Prosecutor general Rodrigo Janot on Tuesday said he wants to open investigations into 54 people, including politicians who would normally enjoy parliamentary immunity.
Janot is set to ask the Supreme Court to remove that immunity so that he can question those lawmakers, reportedly including Senator Renan Calheiros, president of the Congress, and Eduardo Cunha, head of the chamber of deputies.
The daily O Globo, however, said Janot would not seek an investigation into either Rousseff or the man she beat in October's election, Aecio Neves.

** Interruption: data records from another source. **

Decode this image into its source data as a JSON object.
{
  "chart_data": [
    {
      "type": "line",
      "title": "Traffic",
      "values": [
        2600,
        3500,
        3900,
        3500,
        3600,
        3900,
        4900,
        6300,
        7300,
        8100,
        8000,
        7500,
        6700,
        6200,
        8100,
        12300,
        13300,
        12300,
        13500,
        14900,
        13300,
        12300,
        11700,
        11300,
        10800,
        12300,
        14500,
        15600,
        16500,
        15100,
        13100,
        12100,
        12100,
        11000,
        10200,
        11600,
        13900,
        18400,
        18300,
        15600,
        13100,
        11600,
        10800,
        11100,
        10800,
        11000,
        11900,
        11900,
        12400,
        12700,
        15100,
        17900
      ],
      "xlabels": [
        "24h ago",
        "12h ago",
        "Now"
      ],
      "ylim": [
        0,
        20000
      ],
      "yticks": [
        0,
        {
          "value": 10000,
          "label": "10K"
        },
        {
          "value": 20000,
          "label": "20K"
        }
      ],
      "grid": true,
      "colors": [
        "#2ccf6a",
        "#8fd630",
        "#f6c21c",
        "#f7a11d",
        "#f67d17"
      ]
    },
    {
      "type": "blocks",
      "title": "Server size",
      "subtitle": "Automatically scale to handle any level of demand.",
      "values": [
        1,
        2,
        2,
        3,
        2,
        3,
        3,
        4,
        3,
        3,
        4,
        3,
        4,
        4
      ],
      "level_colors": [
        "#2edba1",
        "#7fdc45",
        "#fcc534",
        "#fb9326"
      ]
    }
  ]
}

According to Globo, which gave no source, the prosecutor considered that references to Rousseff and Neves by those questioned to date "were not sufficient to merit calls for (their) investigation."
Other newspapers carried similar reports.
Rousseff, a former energy minister, was chairman of the board of Petrobras from 2003 to 2010 before becoming president in 2011.
Brazil's biggest corruption scandal broke a year ago when a former director at Petrobras turned whistleblower in a bid to reach a plea bargain with investigators.
The former director, Paulo Roberto Costa, alleged that politicians and businessmen received some $3.8 billion in kickbacks from inflated Petrobras contracts over a period that runs from 2004 to 2012.